We just took the average American family—that had no chance of being on track for retirement—and gave them a comfortable retirement using conservative returns, by embracing the Value of Debt in Building Wealth.

To be clear, by embracing a balanced approach to building wealth, Brandon and Teresa with a 4-percent return and a 35-year time horizon, have double the money of somebody who averaged a 12-percent return for a shorter period of time. You cannot—and should not—underestimate the long-term power of compounding. We all know it; the tortoise wins the race. In fact, consider that if Brandon and Teresa averaged an 8-percent rate of return, they would have $1.7 million. At 12 percent, they would have an astonishing $4.8 million. For Brandon and Teresa, the single biggest determining factor in their ability to retire is the decisions they make with respect to debt. Return is perhaps the least important factor in determining how much money they will have at retirement.5

There is considerable value to saving early. In the average American family, we just showed there could be well over $400,000 of value. If you make $60,000 and are saving $9,000, that is a big difference. And if your income is higher, the difference is even more impactful in terms of dollars.

Most people pay off their good and bad debt early and save later. They should do the opposite: Keep the good debt, build up assets early, and harness the power of compounding. You can always pay down good debt later.

However, we assumed things like a 0 percent cost of the mortgage and no inflation and we looked at a constant-rate-of-return environment. These are all unreasonable assumptions so we need to drill down further. We are right back at Chapter 1 and the examples of the Nadas, the Steadys, and the Radicals. With simple assumptions, it is easy to see the hypothetical value of debt, but what about the real world? From here, let's pull from the foundation we have built to answer many commonly asked questions:

  • What happens if borrowing costs are higher?
  • What if investment returns are higher or lower?
  • What about the impact of the savings rate?
  • What are the tax implications of the strategy?
  • What if the mortgage interest tax deduction goes away?
  • What about children/college savings and debt?
  • What about debt service coverage ratios?

It is, of course, impossible for me to 100 percent prove without a doubt that debt can add value to you and your family. Obviously, it is possible that debt could destroy value. So the key question is, what do we need to believe to know that the glide path illustrated is better than conventional wisdom?

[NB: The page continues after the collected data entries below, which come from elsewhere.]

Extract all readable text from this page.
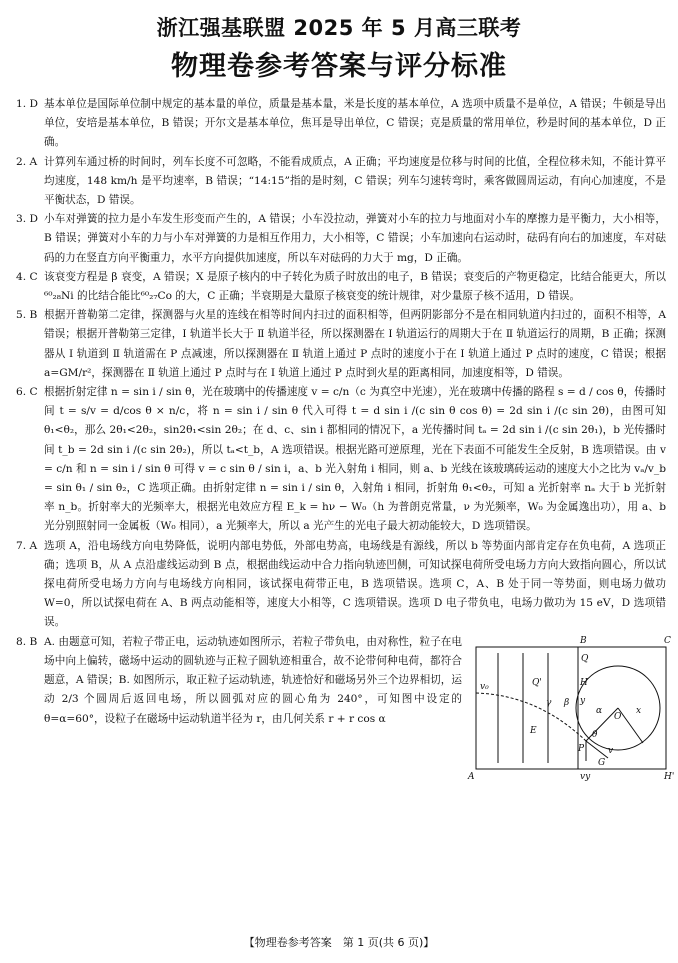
浙江强基联盟 2025 年 5 月高三联考
物理卷参考答案与评分标准
1. D 基本单位是国际单位制中规定的基本量的单位，质量是基本量，米是长度的基本单位，A 选项中质量不是单位，A 错误；牛顿是导出单位，安培是基本单位，B 错误；开尔文是基本单位，焦耳是导出单位，C 错误；克是质量的常用单位，秒是时间的基本单位，D 正确。
2. A 计算列车通过桥的时间时，列车长度不可忽略，不能看成质点，A 正确；平均速度是位移与时间的比值，全程位移未知，不能计算平均速度，148 km/h 是平均速率，B 错误；“14:15”指的是时刻，C 错误；列车匀速转弯时，乘客做圆周运动，有向心加速度，不是平衡状态，D 错误。
3. D 小车对弹簧的拉力是小车发生形变而产生的，A 错误；小车没拉动，弹簧对小车的拉力与地面对小车的摩擦力是平衡力，大小相等，B 错误；弹簧对小车的力与小车对弹簧的力是相互作用力，大小相等，C 错误；小车加速向右运动时，砝码有向右的加速度，车对砝码的力在竖直方向平衡重力，水平方向提供加速度，所以车对砝码的力大于 mg，D 正确。
4. C 该衰变方程是 β 衰变，A 错误；X 是原子核内的中子转化为质子时放出的电子，B 错误；衰变后的产物更稳定，比结合能更大，所以⁶⁰₂₈Ni 的比结合能比⁶⁰₂₇Co 的大，C 正确；半衰期是大量原子核衰变的统计规律，对少量原子核不适用，D 错误。
5. B 根据开普勒第二定律，探测器与火星的连线在相等时间内扫过的面积相等，但两阴影部分不是在相同轨道内扫过的，面积不相等，A 错误；根据开普勒第三定律，Ⅰ 轨道半长大于 Ⅱ 轨道半径，所以探测器在 Ⅰ 轨道运行的周期大于在 Ⅱ 轨道运行的周期，B 正确；探测器从 Ⅰ 轨道到 Ⅱ 轨道需在 P 点减速，所以探测器在 Ⅱ 轨道上通过 P 点时的速度小于在 Ⅰ 轨道上通过 P 点时的速度，C 错误；根据 a=GM/r²，探测器在 Ⅱ 轨道上通过 P 点时与在 Ⅰ 轨道上通过 P 点时到火星的距离相同，加速度相等，D 错误。
6. C 根据折射定律 n = sin i / sin θ，光在玻璃中的传播速度 v = c/n（c 为真空中光速），光在玻璃中传播的路程 s = d / cos θ，传播时间 t = s/v = d/cos θ × n/c，将 n = sin i / sin θ 代入可得 t = d sin i /(c sin θ cos θ) = 2d sin i /(c sin 2θ)，由图可知 θ₁<θ₂，那么 2θ₁<2θ₂，sin2θ₁<sin 2θ₂；在 d、c、sin i 都相同的情况下，a 光传播时间 tₐ = 2d sin i /(c sin 2θ₁)，b 光传播时间 t_b = 2d sin i /(c sin 2θ₂)，所以 tₐ<t_b，A 选项错误。根据光路可逆原理，光在下表面不可能发生全反射，B 选项错误。由 v = c/n 和 n = sin i / sin θ 可得 v = c sin θ / sin i，a、b 光入射角 i 相同，则 a、b 光线在该玻璃砖运动的速度大小之比为 vₐ/v_b = sin θ₁ / sin θ₂，C 选项正确。由折射定律 n = sin i / sin θ，入射角 i 相同，折射角 θ₁<θ₂，可知 a 光折射率 nₐ 大于 b 光折射率 n_b。折射率大的光频率大，根据光电效应方程 E_k = hν − W₀（h 为普朗克常量，ν 为光频率，W₀ 为金属逸出功），用 a、b 光分别照射同一金属板（W₀ 相同），a 光频率大，所以 a 光产生的光电子最大初动能较大，D 选项错误。
7. A 选项 A，沿电场线方向电势降低，说明内部电势低，外部电势高，电场线是有源线，所以 b 等势面内部肯定存在负电荷，A 选项正确；选项 B，从 A 点沿虚线运动到 B 点，根据曲线运动中合力指向轨迹凹侧，可知试探电荷所受电场力方向大致指向圆心，所以试探电荷所受电场力方向与电场线方向相同，该试探电荷带正电，B 选项错误。选项 C，A、B 处于同一等势面，则电场力做功 W=0，所以试探电荷在 A、B 两点动能相等，速度大小相等，C 选项错误。选项 D 电子带负电，电场力做功为 15 eV，D 选项错误。
8. B A. 由题意可知，若粒子带正电，运动轨迹如图所示，若粒子带负电，由对称性，粒子在电场中向上偏转，磁场中运动的圆轨迹与正粒子圆轨迹相重合，故不论带何种电荷，都符合题意，A 错误；B. 如图所示，取正粒子运动轨迹，轨迹恰好和磁场另外三个边界相切，运动 2/3 个圆周后返回电场，所以圆弧对应的圆心角为 240°，可知图中设定的 θ=α=60°，设粒子在磁场中运动轨道半径为 r，由几何关系 r + r cos α
B	C
Q
Q'	H
v₀
γ β
E
y
α
O
x
θ
P	v
G
vy
A	H'
【物理卷参考答案　第 1 页(共 6 页)】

What about Borrowing Costs?

From a big-picture perspective, your borrowing costs are what they are and will change throughout time. On an absolute basis, you want to consider if you think your returns are likely to be higher than your borrowing costs over a long period of time. In the book, I have referred to borrowing at a rate close to inflation. If your borrowing costs are inflation, and your rate of return is inflation + 4 percent then over a long period of time, debt will add considerable value. So, can we borrow at a rate close to inflation?

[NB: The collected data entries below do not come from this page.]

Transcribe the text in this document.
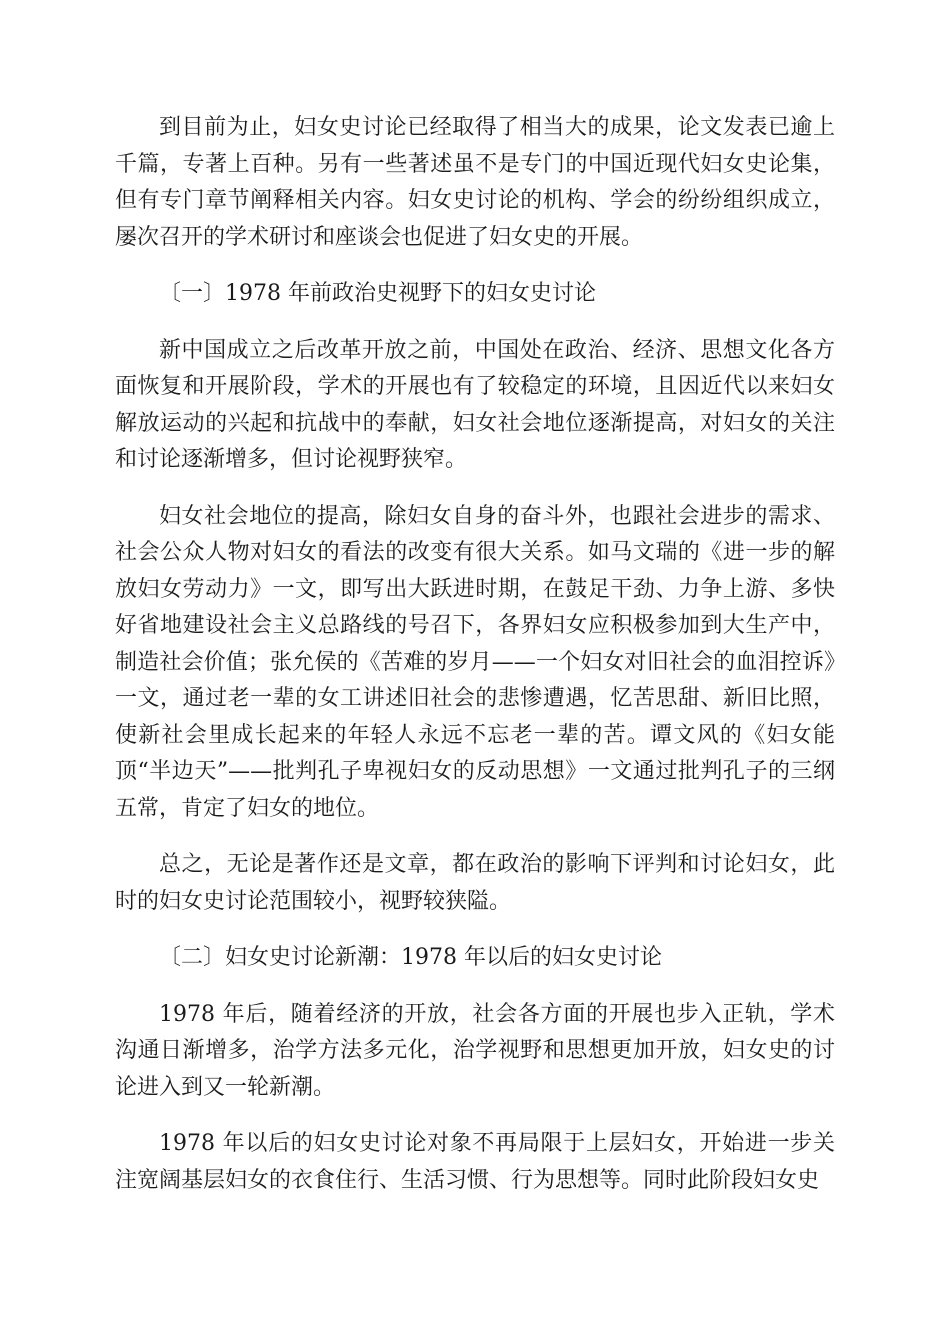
到目前为止，妇女史讨论已经取得了相当大的成果，论文发表已逾上千篇，专著上百种。另有一些著述虽不是专门的中国近现代妇女史论集，但有专门章节阐释相关内容。妇女史讨论的机构、学会的纷纷组织成立，屡次召开的学术研讨和座谈会也促进了妇女史的开展。

〔一〕1978 年前政治史视野下的妇女史讨论

新中国成立之后改革开放之前，中国处在政治、经济、思想文化各方面恢复和开展阶段，学术的开展也有了较稳定的环境，且因近代以来妇女解放运动的兴起和抗战中的奉献，妇女社会地位逐渐提高，对妇女的关注和讨论逐渐增多，但讨论视野狭窄。

妇女社会地位的提高，除妇女自身的奋斗外，也跟社会进步的需求、社会公众人物对妇女的看法的改变有很大关系。如马文瑞的《进一步的解放妇女劳动力》一文，即写出大跃进时期，在鼓足干劲、力争上游、多快好省地建设社会主义总路线的号召下，各界妇女应积极参加到大生产中，制造社会价值；张允侯的《苦难的岁月——一个妇女对旧社会的血泪控诉》一文，通过老一辈的女工讲述旧社会的悲惨遭遇，忆苦思甜、新旧比照，使新社会里成长起来的年轻人永远不忘老一辈的苦。谭文风的《妇女能顶“半边天”——批判孔子卑视妇女的反动思想》一文通过批判孔子的三纲五常，肯定了妇女的地位。

总之，无论是著作还是文章，都在政治的影响下评判和讨论妇女，此时的妇女史讨论范围较小，视野较狭隘。

〔二〕妇女史讨论新潮：1978 年以后的妇女史讨论

1978 年后，随着经济的开放，社会各方面的开展也步入正轨，学术沟通日渐增多，治学方法多元化，治学视野和思想更加开放，妇女史的讨论进入到又一轮新潮。

1978 年以后的妇女史讨论对象不再局限于上层妇女，开始进一步关注宽阔基层妇女的衣食住行、生活习惯、行为思想等。同时此阶段妇女史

Interest rates in most developed markets and in the United States are at or near generational lows.6 In July 2016, 30-year fixed mortgages in the United States were approximately 3.5 percent and five- and seven-year adjustable rate mortgages were generally around 3 percent.7 In the current tax environment, many borrowers receive tax benefits that range from 20 percent to 40 percent, depending on their income. Borrowing costs after taxes generally hover in the 2 to 3 percent range.

Although these rates are very low compared to historic standards, there is another side of the coin. Money market rates are generally under 1 percent and many are closer to zero.8 While inflation was around 1.6 percent in 2014, it was about 0.5 percent for 2015. Cash, relative to mortgage rates, is at a negative spread. Importantly, borrowing costs, even after tax, are about 2 percent higher than inflation. This means that currently, even though rates are low, borrowing costs are higher than inflation and cash is paying less than inflation. In this environment, it may be hard to capture as much of a spread. But what about historically?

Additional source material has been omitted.